Иногда чиновники Суданской политической службы подшучивали над суданцами, один остряк высмеивал их (разумную) привычку ездить на заду ослов:
Трудно ехать на осляти,
Коли зад все время сзади.
Я ответа не нашел:
Где же зад и где осел…
[И «осел», и «зад» по-английски «ass», посему понятны затруднения автора. — Прим. ред.]
Поэтому в лучшем случае расовые взаимоотношения были «дружескими, но не очень близкими»
[2125]. Британцы, как и всегда, держались сами по себе. Дуглас Ньюболд, губернатор Кордофана большую часть 1930-х гг., саркастически заметил: британцы, как казалось, думали, что их имперская миссия включала сбор стадами, будто жирные коровы, на лужайках или верандах друг у друга, распитие убийственных коктейлей и разговоры о полной ерунде с незнакомыми людьми
[2126].
Участники Суданской политической службы в целом были такими же чопорными, церемонными и традиционными, как их вечерние наряды. Правда, они могли и расслабиться, иногда напиваясь все сильнее и сильнее за ужином, пока вечер не заканчивался пьяной дракой
[2127]. Эти люди с презрением относились к классу суданских эфенди, как к полуобразованным и очень сильно загорелым, чуть ли не высушенным на солнце людям, которые подражали им в ношении брюк и ботинок, но оставались странными и необычными в еде и питье. Эти экзотические пролетарии определенно были слишком самоуверенными и вероятно вели подрывную деятельность, их постоянно следовало держать в повиновении, а иногда просто бить.
Крошечная арабская интеллигенция негодовала из-за того, что приходится жить в состоянии подчиненности, а некоторые просвещенные белые предсказывали, что нежелание британцев иметь дело с местными жителями разрушит их правление. Предзнаменованием этой судьбы стала националистическая Лига белого флага, сформированная в 1923 г. Она проводила демонстрации и агитировала за свободу. Это движение распространилось и на военных, черпало силу из номинально независимого Египта. Когда преемник Уингейта на посту генерал-губернатора Судана, сэр Ли Стак, был убит во время посещения Каира в 1924 г., британцы воспользовались возможностью, чтобы отправить домой египетскую армию вместе со многими египетскими гражданскими служащими, учителями и другими египтянами.

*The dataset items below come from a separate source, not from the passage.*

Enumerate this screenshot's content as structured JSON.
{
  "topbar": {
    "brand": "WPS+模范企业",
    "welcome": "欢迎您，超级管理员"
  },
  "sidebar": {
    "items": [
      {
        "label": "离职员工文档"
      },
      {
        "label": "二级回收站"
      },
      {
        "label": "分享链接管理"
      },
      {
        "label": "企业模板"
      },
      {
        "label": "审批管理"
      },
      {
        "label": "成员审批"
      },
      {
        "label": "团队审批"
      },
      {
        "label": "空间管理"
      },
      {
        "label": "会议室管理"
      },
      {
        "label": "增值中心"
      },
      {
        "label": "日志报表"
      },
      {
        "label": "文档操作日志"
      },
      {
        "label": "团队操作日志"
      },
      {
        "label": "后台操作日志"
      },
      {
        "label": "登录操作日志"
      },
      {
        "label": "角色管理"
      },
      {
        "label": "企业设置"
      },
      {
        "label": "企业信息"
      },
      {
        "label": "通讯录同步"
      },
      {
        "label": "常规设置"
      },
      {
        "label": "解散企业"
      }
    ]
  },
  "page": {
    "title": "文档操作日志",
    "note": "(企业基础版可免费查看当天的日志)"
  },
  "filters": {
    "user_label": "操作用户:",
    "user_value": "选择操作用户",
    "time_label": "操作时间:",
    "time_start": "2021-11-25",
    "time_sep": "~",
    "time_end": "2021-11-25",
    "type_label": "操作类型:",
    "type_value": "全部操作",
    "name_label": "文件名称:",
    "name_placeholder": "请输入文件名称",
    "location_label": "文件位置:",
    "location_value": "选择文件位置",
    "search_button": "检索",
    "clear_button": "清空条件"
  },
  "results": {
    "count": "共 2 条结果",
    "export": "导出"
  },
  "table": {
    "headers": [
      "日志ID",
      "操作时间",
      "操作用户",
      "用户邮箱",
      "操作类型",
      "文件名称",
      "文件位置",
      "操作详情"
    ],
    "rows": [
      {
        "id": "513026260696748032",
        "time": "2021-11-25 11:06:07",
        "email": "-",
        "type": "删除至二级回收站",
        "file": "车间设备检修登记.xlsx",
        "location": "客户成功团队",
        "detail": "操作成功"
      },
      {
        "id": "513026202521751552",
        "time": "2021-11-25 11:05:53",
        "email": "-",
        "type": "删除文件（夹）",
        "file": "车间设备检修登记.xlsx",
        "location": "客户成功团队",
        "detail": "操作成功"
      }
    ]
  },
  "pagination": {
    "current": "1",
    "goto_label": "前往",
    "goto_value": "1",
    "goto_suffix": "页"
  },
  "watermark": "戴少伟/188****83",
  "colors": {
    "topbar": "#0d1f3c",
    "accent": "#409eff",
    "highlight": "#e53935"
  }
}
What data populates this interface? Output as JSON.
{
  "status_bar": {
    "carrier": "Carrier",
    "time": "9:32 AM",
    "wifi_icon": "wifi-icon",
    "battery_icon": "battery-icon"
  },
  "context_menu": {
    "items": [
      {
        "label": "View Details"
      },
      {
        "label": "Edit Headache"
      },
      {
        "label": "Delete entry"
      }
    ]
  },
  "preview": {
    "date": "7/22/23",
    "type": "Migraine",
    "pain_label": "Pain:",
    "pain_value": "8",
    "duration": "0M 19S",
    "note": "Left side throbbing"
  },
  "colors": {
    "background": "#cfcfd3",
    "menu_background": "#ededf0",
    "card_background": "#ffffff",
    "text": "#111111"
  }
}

Поддерживая фиктивный «англо-египетский кондоминиум», они превратили Судан фактически в подмандатную территорию. Это привело к восстанию среди суданских войск, которое быстро подавили. Новый генерал-губернатор сэр Джон Маффи пытался изолировать страну от опасных современных влияний. Он нацелился стерилизовать любые политические бактерии, которые плывут вверх по Нилу в Хартум, сделав Судан «безопасным для автократии»
[2128].
Британцы стремились не дать преимущественно арабскому мусульманскому северу заразить желанием свободы по большей части африканский языческий юг. Обширный бассейн Верхнего Нила был провинцией так называемых «баронов болот» — белых чиновников, которые стремились стать местными патриархами, даже самыми главными вождями. Часто они являлись своеобразными и уникальными типами. Один ходил в походы с носовым платком, свисавшим из уголка рта. Другой уходил прочь, если видел белого мужчину, и сбегал при виде белой женщины. Еще один одевал команду своего частного судна, ходившего по Нилу, в форменные свитера с девизом «Ana muzlum» («Меня угнетают»). Следующий держал две папки для сообщений из Хартума, одна была помечена «Вполне разумное», вторая — «Галиматья»
[2129].
Еще одна группа была очарована «самыми привлекательными, дружелюбными черными обнаженными язычниками, о которых можно только мечтать», хотя один из них, «Тигр» Уилд, говорил: обнародовать такие связи означало подвести своих
[2130]. Как правило, «бароны болот» был крепкими и привыкшими к трудностям бывшими солдатами. Иногда их доставляли в столицу для получения инструкций от старших важничающих чиновников Суданской политической службы, как писал один остроумный наблюдатель, в «более высокой культуре, усовершенствованной чистоте и полутрезвости»
[2131].
Но «бароны» сталкивались с почти непреодолимыми трудностями в первобытном Судане. Там был мир, который сэр Гарольд Макмайкл, гражданский секретарь (то есть главный чиновник) Хартума, считал «полуобезьяньей дикостью». Это было «болото, в которое втянуты или сброшены все самые низшие расовые элементы, выжившие к северу от экватора, а также огромное количество столь же гниющей растительности»
[2132].
Однако это был дом множества народов — шиллуков, нуэров, ануаков, бари, динка и занде. Они не знали плуга, колеса и пера, часто страдали от голода, насилия и болезней. Большинство ходили голыми. Ритуально покрытые шрамами нуэры мазали тела пеплом и «создавали впечатление живых скелетов»
[2133]. Они считали одежду ливреей крепостничества. Многие занимались колдовством, поклонялись фетишам и обладали тем, что христиане называли «менталитетом заклинаний»
[2134]. Некоторые практиковали каннибализм. Племена жили раздробленными группами, часто не имели старост. Они говорили на восьмистах наречиях.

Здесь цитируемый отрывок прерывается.